Naar boven ↑

Update

Nummer 13, 2022
Uitspraken van 24-03-2022 tot 30-03-2022
Redactie: prof. mr. dr. A.R. Houweling, mr. L. Kirkpatrick, mr. M. Assenberg van Eijsden, mr. E.L. Eijkelenboom, mr. S.C. Goedhart, mr. C.P. Kuijer, mr. D. Ottevanger, mr. drs. T.J. Post, I.J. Schipper, mr. S.A. Slootweg, mr. S. van der Slot, mr. V. Twilt en mr. S. Wiersma-Helal.

Geachte confrères, collegae, amici en amicae,

Bijgaand treft u weer een nieuwe VAAN AR Update aan. Klik hier om de pdf vanaf de website te downloaden.

Rechtspraak
Graag wijzen wij u op de volgende uitspraken.

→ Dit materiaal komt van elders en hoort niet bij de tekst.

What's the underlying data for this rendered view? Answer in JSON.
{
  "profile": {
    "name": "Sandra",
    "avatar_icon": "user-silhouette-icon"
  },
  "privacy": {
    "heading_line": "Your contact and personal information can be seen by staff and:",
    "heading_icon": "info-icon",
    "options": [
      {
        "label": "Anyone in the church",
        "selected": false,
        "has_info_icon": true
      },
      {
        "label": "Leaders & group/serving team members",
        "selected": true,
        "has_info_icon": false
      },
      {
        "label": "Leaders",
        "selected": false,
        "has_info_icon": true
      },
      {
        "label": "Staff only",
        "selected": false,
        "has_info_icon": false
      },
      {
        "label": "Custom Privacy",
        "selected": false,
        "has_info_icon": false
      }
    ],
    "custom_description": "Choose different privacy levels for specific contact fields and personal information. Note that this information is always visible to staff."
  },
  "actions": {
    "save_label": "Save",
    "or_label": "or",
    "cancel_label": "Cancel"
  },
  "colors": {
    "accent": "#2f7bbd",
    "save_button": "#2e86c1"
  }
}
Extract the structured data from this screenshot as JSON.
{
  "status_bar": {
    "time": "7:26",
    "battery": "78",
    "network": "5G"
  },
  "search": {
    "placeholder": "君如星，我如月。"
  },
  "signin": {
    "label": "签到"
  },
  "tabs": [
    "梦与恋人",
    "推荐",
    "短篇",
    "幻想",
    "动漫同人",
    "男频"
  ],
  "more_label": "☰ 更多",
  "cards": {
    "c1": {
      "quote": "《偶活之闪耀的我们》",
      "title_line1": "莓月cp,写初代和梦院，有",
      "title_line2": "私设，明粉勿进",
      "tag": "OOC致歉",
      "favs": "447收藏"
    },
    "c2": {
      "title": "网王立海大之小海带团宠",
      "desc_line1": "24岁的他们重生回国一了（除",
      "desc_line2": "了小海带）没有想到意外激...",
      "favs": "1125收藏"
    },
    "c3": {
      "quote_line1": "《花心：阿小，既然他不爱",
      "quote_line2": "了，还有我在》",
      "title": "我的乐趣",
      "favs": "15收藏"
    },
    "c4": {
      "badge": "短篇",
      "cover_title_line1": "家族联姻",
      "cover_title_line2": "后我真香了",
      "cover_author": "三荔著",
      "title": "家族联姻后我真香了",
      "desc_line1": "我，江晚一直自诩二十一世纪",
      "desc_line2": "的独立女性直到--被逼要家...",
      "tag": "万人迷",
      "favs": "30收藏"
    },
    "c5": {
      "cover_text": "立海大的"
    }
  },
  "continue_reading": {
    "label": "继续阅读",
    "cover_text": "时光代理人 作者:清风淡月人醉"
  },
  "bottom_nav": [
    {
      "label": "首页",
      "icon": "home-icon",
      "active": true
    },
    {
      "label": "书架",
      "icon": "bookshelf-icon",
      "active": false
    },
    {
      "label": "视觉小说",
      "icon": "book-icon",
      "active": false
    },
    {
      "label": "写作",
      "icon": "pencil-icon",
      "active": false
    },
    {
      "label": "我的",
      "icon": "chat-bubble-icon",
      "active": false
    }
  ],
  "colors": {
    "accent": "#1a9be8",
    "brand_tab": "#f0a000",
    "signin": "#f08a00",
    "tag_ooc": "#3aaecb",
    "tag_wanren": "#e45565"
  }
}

Equity Partner heeft geen arbeidsovereenkomst met Deloitte
In AR 2022-0368 oordeelt het Hof Den Haag in de Deloitte-zaak (AR 2021-0674) dat een Equity Partner die zich via zijn persoonlijke vennootschap aansluit in een coöperatiestructuur, geen werknemer is. Door het met wederzijds goedvinden beëindigen van een arbeidsovereenkomst om vervolgens via een management-bv toe te treden tot een maatschap, met verkregen stemrechten en deelname aan de AvA, met aanspraak op winstuitkering, onderscheidt de positie van partner zich wezenlijk van die van director-werknemer. Van loon in de zin van artikel 7:610 BW is geen sprake. Evenmin van gezag. Dat inhoudelijk de werkzaamheden grotendeels hetzelfde zijn, doet hieraan niet af. Bij dit alles speelt dat werker een professionele partij, fiscalist, is die wist welke rechten en plichten partijen over en weer beoogden aan te gaan.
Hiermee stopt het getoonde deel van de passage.